Es mucho más difícil, sin embargo, ayudar a las familias con menor “capital cultural” (Lahire,2003) a aprender cómo acompañar a sus hijas e hijos en su trayectoria escolar. Avanzar en este objetivo requiere una intervención a largo plazo realizada por profesionales del trabajo social en coordinación estrecha con los centros educativos. Trasmitir a los hijos altas expectativas y hacerlos sentirse capaces de alcanzarlas, valorar ante ellos la importancia de la educación, regular su tiempo de estudio buscando un adecuado equilibrio con otras actividades también necesarias, apoyarlos en las tareas escolares sin suplir su competencia, o tener tiempo para hablar de sus experiencias en el colegio o instituto y saber captar señales de su estado de ánimo, son algunos ejemplos de los recursos familiares que más influencia tienen en el éxito educativo. Muchas familias carecen de los conocimientos y el tiempo que estos recursos suponen. No por su culpa, sino porque ellas mismas no han recibido la adecuada formación. Es un círculo vicioso perverso que es urgente romper. En España los hijos heredan el nivel formativo de los padres en una proporción mayor que en el resto de Europa. Nuestro sistema educativo ha disminuido su capacidad de actuar como “ascensor social” debido a lo que los expertos señalan como un suelo y techo formativo “pegajosos” de los que resulta difícil escapar. Como se recoge en un reciente informe (OCDE, 2020), la mayoría de los hijos de los padres que tienen una peor formación (un 56%) terminan con un nivel igual de bajo, un porcentaje muy superior a la media de la OCDE (un 42%). Reducir la desigualdad de nuestro sistema educativo, que la pandemia ha puesto tan claramente de manifiesto, implica una mirada amplia y ambiciosa que movilice recursos escolares y sociales en una intervención conjunta a largo plazo.

La coordinación con la familia es, por tanto, esencial, y la crítica que el autor señala del papel secundario que la escuela suele otorgarle me parece otra de las valiosas reflexiones del libro, ya que se enmarca en un análisis más amplio de la naturaleza de los contextos educativos formales e informales.
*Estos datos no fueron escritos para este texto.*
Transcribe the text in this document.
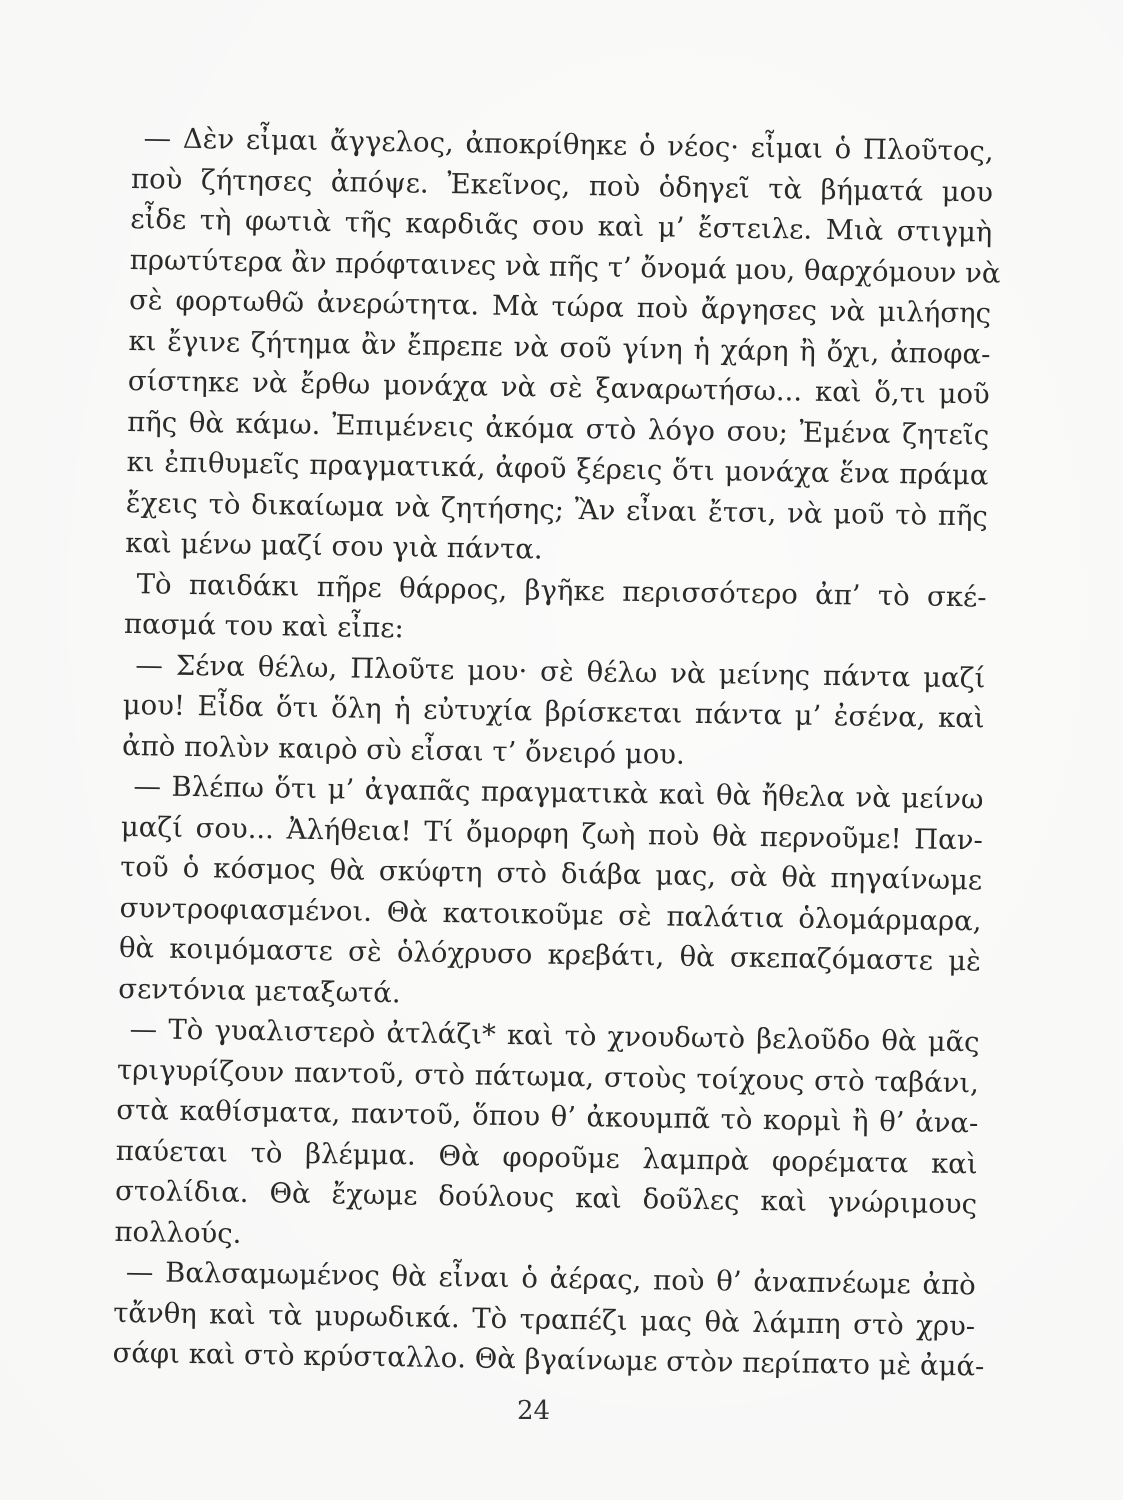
— Δὲν εἶμαι ἄγγελος, ἀποκρίθηκε ὁ νέος· εἶμαι ὁ Πλοῦτος,
ποὺ ζήτησες ἀπόψε. Ἐκεῖνος, ποὺ ὁδηγεῖ τὰ βήματά μου
εἶδε τὴ φωτιὰ τῆς καρδιᾶς σου καὶ μ’ ἔστειλε. Μιὰ στιγμὴ
πρωτύτερα ἂν πρόφταινες νὰ πῆς τ’ ὄνομά μου, θαρχόμουν νὰ
σὲ φορτωθῶ ἀνερώτητα. Μὰ τώρα ποὺ ἄργησες νὰ μιλήσης
κι ἔγινε ζήτημα ἂν ἔπρεπε νὰ σοῦ γίνη ἡ χάρη ἢ ὄχι, ἀποφα-
σίστηκε νὰ ἔρθω μονάχα νὰ σὲ ξαναρωτήσω... καὶ ὅ,τι μοῦ
πῆς θὰ κάμω. Ἐπιμένεις ἀκόμα στὸ λόγο σου; Ἐμένα ζητεῖς
κι ἐπιθυμεῖς πραγματικά, ἀφοῦ ξέρεις ὅτι μονάχα ἕνα πράμα
ἔχεις τὸ δικαίωμα νὰ ζητήσης; Ἂν εἶναι ἔτσι, νὰ μοῦ τὸ πῆς
καὶ μένω μαζί σου γιὰ πάντα.
Τὸ παιδάκι πῆρε θάρρος, βγῆκε περισσότερο ἀπ’ τὸ σκέ-
πασμά του καὶ εἶπε:
— Σένα θέλω, Πλοῦτε μου· σὲ θέλω νὰ μείνης πάντα μαζί
μου! Εἶδα ὅτι ὅλη ἡ εὐτυχία βρίσκεται πάντα μ’ ἐσένα, καὶ
ἀπὸ πολὺν καιρὸ σὺ εἶσαι τ’ ὄνειρό μου.
— Βλέπω ὅτι μ’ ἀγαπᾶς πραγματικὰ καὶ θὰ ἤθελα νὰ μείνω
μαζί σου... Ἀλήθεια! Τί ὄμορφη ζωὴ ποὺ θὰ περνοῦμε! Παν-
τοῦ ὁ κόσμος θὰ σκύφτη στὸ διάβα μας, σὰ θὰ πηγαίνωμε
συντροφιασμένοι. Θὰ κατοικοῦμε σὲ παλάτια ὁλομάρμαρα,
θὰ κοιμόμαστε σὲ ὁλόχρυσο κρεβάτι, θὰ σκεπαζόμαστε μὲ
σεντόνια μεταξωτά.
— Τὸ γυαλιστερὸ ἀτλάζι* καὶ τὸ χνουδωτὸ βελοῦδο θὰ μᾶς
τριγυρίζουν παντοῦ, στὸ πάτωμα, στοὺς τοίχους στὸ ταβάνι,
στὰ καθίσματα, παντοῦ, ὅπου θ’ ἀκουμπᾶ τὸ κορμὶ ἢ θ’ ἀνα-
παύεται τὸ βλέμμα. Θὰ φοροῦμε λαμπρὰ φορέματα καὶ
στολίδια. Θὰ ἔχωμε δούλους καὶ δοῦλες καὶ γνώριμους
πολλούς.
— Βαλσαμωμένος θὰ εἶναι ὁ ἀέρας, ποὺ θ’ ἀναπνέωμε ἀπὸ
τἄνθη καὶ τὰ μυρωδικά. Τὸ τραπέζι μας θὰ λάμπη στὸ χρυ-
σάφι καὶ στὸ κρύσταλλο. Θὰ βγαίνωμε στὸν περίπατο μὲ ἀμά-
24
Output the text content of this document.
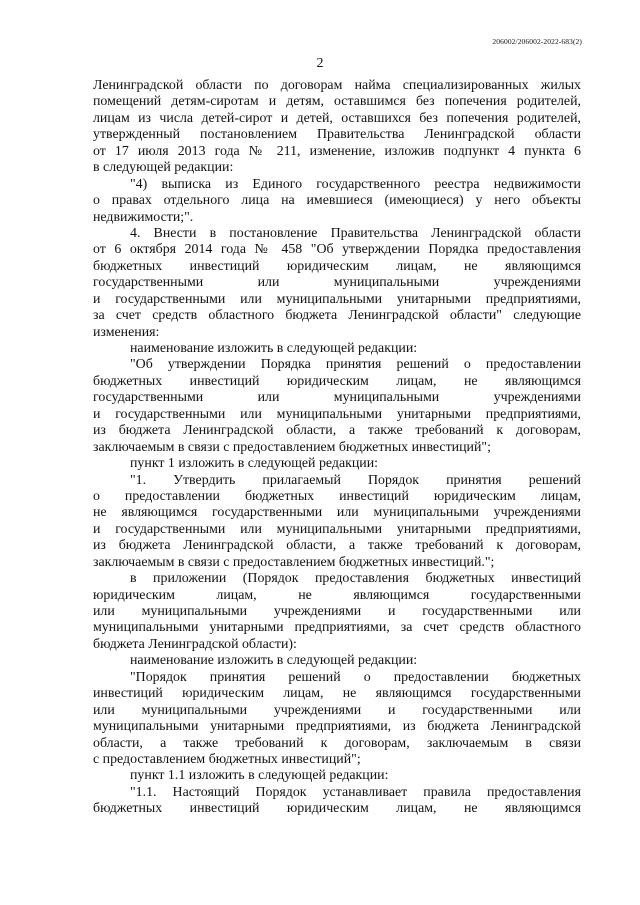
206002/206002-2022-683(2)
2
Ленинградской области по договорам найма специализированных жилых
помещений детям-сиротам и детям, оставшимся без попечения родителей,
лицам из числа детей-сирот и детей, оставшихся без попечения родителей,
утвержденный постановлением Правительства Ленинградской области
от 17 июля 2013 года № 211, изменение, изложив подпункт 4 пункта 6
в следующей редакции:
"4) выписка из Единого государственного реестра недвижимости
о правах отдельного лица на имевшиеся (имеющиеся) у него объекты
недвижимости;".
4. Внести в постановление Правительства Ленинградской области
от 6 октября 2014 года № 458 "Об утверждении Порядка предоставления
бюджетных инвестиций юридическим лицам, не являющимся
государственными или муниципальными учреждениями
и государственными или муниципальными унитарными предприятиями,
за счет средств областного бюджета Ленинградской области" следующие
изменения:
наименование изложить в следующей редакции:
"Об утверждении Порядка принятия решений о предоставлении
бюджетных инвестиций юридическим лицам, не являющимся
государственными или муниципальными учреждениями
и государственными или муниципальными унитарными предприятиями,
из бюджета Ленинградской области, а также требований к договорам,
заключаемым в связи с предоставлением бюджетных инвестиций";
пункт 1 изложить в следующей редакции:
"1. Утвердить прилагаемый Порядок принятия решений
о предоставлении бюджетных инвестиций юридическим лицам,
не являющимся государственными или муниципальными учреждениями
и государственными или муниципальными унитарными предприятиями,
из бюджета Ленинградской области, а также требований к договорам,
заключаемым в связи с предоставлением бюджетных инвестиций.";
в приложении (Порядок предоставления бюджетных инвестиций
юридическим лицам, не являющимся государственными
или муниципальными учреждениями и государственными или
муниципальными унитарными предприятиями, за счет средств областного
бюджета Ленинградской области):
наименование изложить в следующей редакции:
"Порядок принятия решений о предоставлении бюджетных
инвестиций юридическим лицам, не являющимся государственными
или муниципальными учреждениями и государственными или
муниципальными унитарными предприятиями, из бюджета Ленинградской
области, а также требований к договорам, заключаемым в связи
с предоставлением бюджетных инвестиций";
пункт 1.1 изложить в следующей редакции:
"1.1. Настоящий Порядок устанавливает правила предоставления
бюджетных инвестиций юридическим лицам, не являющимся
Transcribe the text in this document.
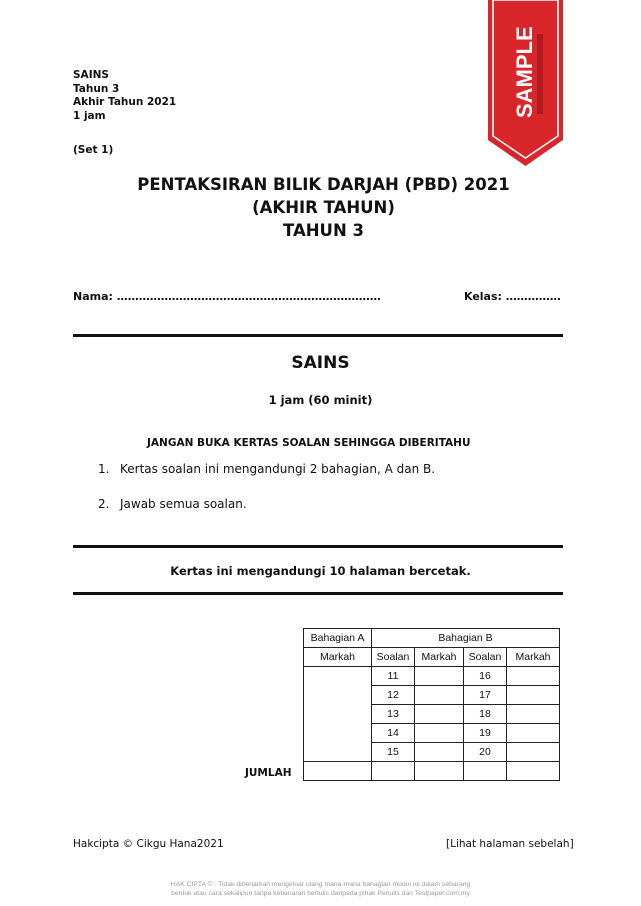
SAINS
Tahun 3
Akhir Tahun 2021
1 jam
(Set 1)
SAMPLE
PENTAKSIRAN BILIK DARJAH (PBD) 2021
(AKHIR TAHUN)
TAHUN 3
Nama: ………………………………………………………………	Kelas: ……………
SAINS
1 jam (60 minit)
JANGAN BUKA KERTAS SOALAN SEHINGGA DIBERITAHU
1. Kertas soalan ini mengandungi 2 bahagian, A dan B.
2. Jawab semua soalan.
Kertas ini mengandungi 10 halaman bercetak.
Bahagian A	Bahagian B			
Markah	Soalan	Markah	Soalan	Markah
	11		16	
	12		17	
	13		18	
	14		19	
	15		20	

JUMLAH
Hakcipta © Cikgu Hana2021	[Lihat halaman sebelah]
HAK CIPTA © : Tidak dibenarkan mengeluar ulang mana-mana bahagian modul ini dalam sebarang
bentuk atau cara sekalipun tanpa kebenaran bertulis daripada pihak Penulis dan Testpaper.com.my
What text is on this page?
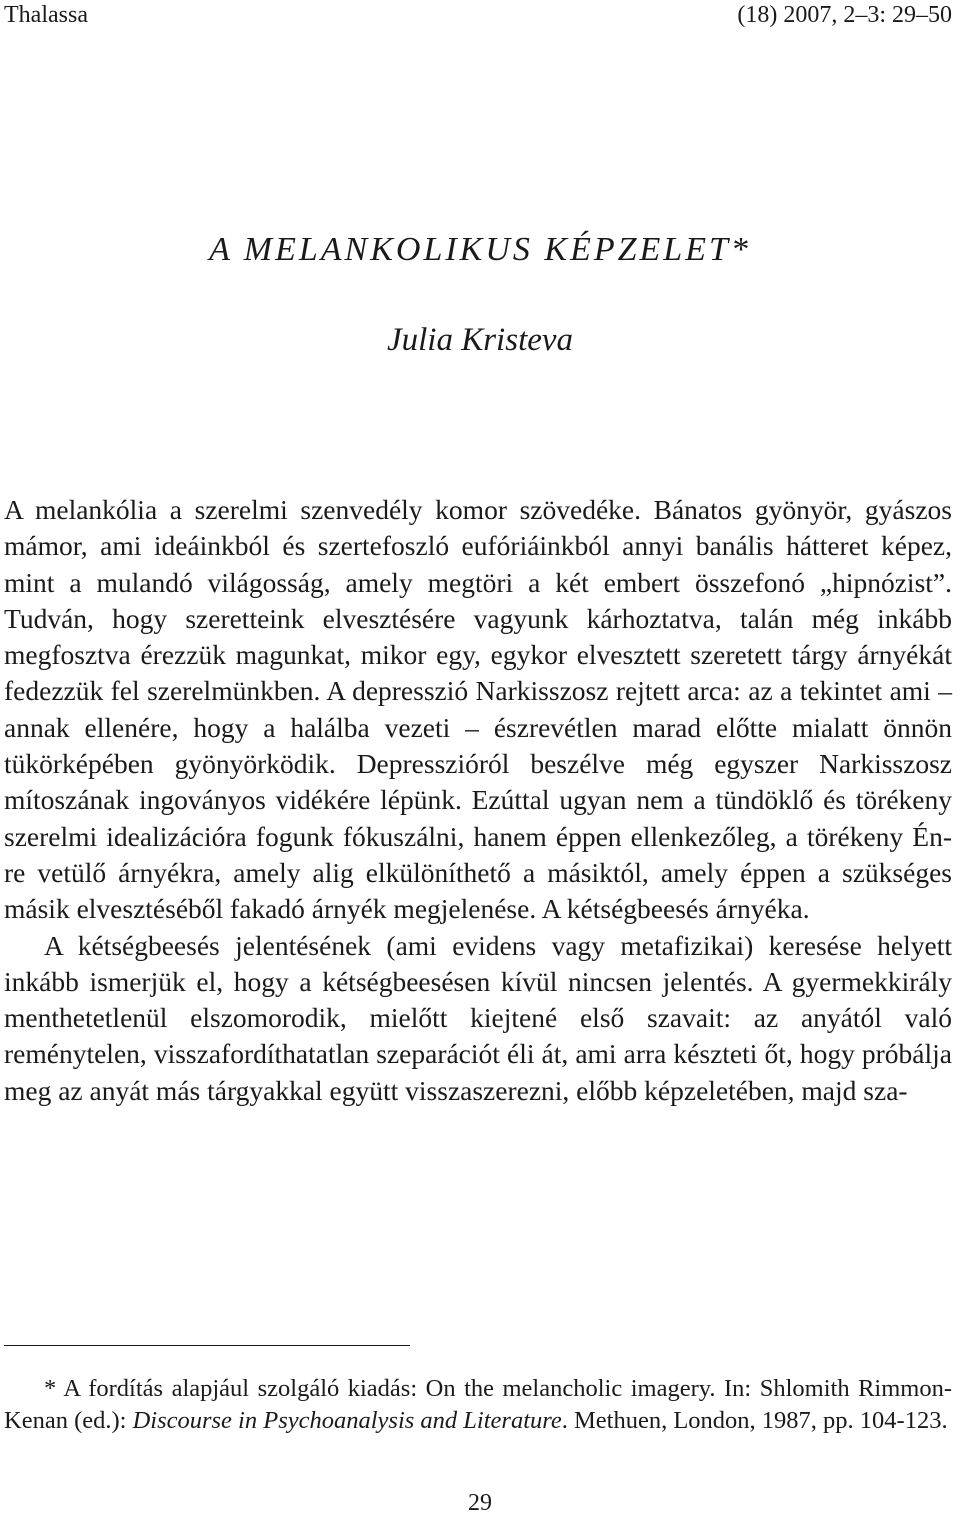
Thalassa	(18) 2007, 2–3: 29–50
A MELANKOLIKUS KÉPZELET*
Julia Kristeva

A melankólia a szerelmi szenvedély komor szövedéke. Bánatos gyönyör, gyászos mámor, ami ideáinkból és szertefoszló eufóriáinkból annyi banális hátteret képez, mint a mulandó világosság, amely megtöri a két embert összefonó „hipnózist”. Tudván, hogy szeretteink elvesztésére vagyunk kárhoztatva, talán még inkább megfosztva érezzük magunkat, mikor egy, egykor elvesztett szeretett tárgy árnyékát fedezzük fel szerelmünkben. A depresszió Narkisszosz rejtett arca: az a tekintet ami – annak ellenére, hogy a halálba vezeti – észrevétlen marad előtte mialatt önnön tükörképében gyönyörködik. Depresszióról beszélve még egyszer Narkisszosz mítoszának ingoványos vidékére lépünk. Ezúttal ugyan nem a tündöklő és törékeny szerelmi idealizációra fogunk fókuszálni, hanem éppen ellenkezőleg, a törékeny Én-re vetülő árnyékra, amely alig elkülöníthető a másiktól, amely éppen a szükséges másik elvesztéséből fakadó árnyék megjelenése. A kétségbeesés árnyéka.

A kétségbeesés jelentésének (ami evidens vagy metafizikai) keresése helyett inkább ismerjük el, hogy a kétségbeesésen kívül nincsen jelentés. A gyermekkirály menthetetlenül elszomorodik, mielőtt kiejtené első szavait: az anyától való reménytelen, visszafordíthatatlan szeparációt éli át, ami arra készteti őt, hogy próbálja meg az anyát más tárgyakkal együtt visszaszerezni, előbb képzeletében, majd sza-

* A fordítás alapjául szolgáló kiadás: On the melancholic imagery. In: Shlomith Rimmon-Kenan (ed.): Discourse in Psychoanalysis and Literature. Methuen, London, 1987, pp. 104-123.

29
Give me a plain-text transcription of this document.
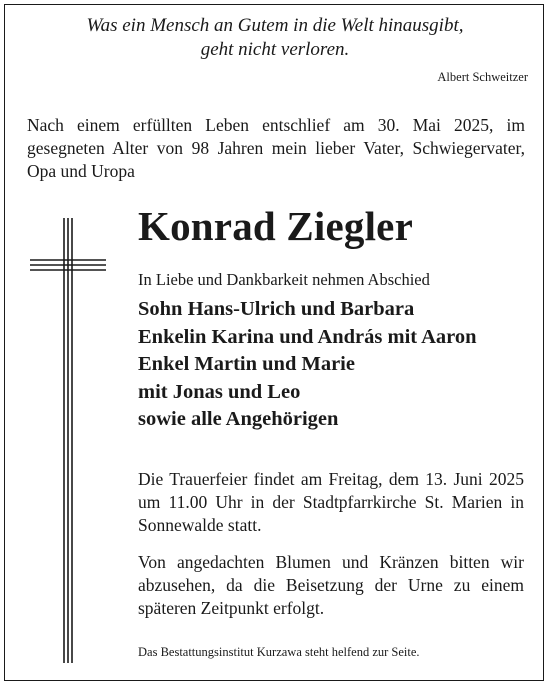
Was ein Mensch an Gutem in die Welt hinausgibt,
geht nicht verloren.
Albert Schweitzer
Nach einem erfüllten Leben entschlief am 30. Mai 2025, im gesegneten Alter von 98 Jahren mein lieber Vater, Schwiegervater, Opa und Uropa
Konrad Ziegler
In Liebe und Dankbarkeit nehmen Abschied
Sohn Hans-Ulrich und Barbara
Enkelin Karina und András mit Aaron
Enkel Martin und Marie
mit Jonas und Leo
sowie alle Angehörigen
Die Trauerfeier findet am Freitag, dem 13. Juni 2025 um 11.00 Uhr in der Stadtpfarrkirche St. Marien in Sonnewalde statt.
Von angedachten Blumen und Kränzen bitten wir abzusehen, da die Beisetzung der Urne zu einem späteren Zeitpunkt erfolgt.
Das Bestattungsinstitut Kurzawa steht helfend zur Seite.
Junto con las actuaciones que Nacho Pozo propone, considero muy importante avanzar también en la línea del “aprendizaje conectado” (Ito, et al., 2013). Esta iniciativa, apoyada por la Fundación McArthur, enriquece las experiencias escolares de los jóvenes con actividades en bibliotecas, museos, laboratorios y otras instancias que diseñan conjuntamente con las escuelas. Como señala César Coll (2018), las TIC han ampliado los contextos de aprendizaje más allá de la escuela y, a menudo, niños, niñas y jóvenes encuentran más sentido a la forma de aprender en estos escenarios. Ayudar a construir trayectorias de aprendizaje que conecten e integren las experiencias del aprendiz en esta diversidad de prácticas sociales es una estrategia fundamental para personalizar el aprendizaje.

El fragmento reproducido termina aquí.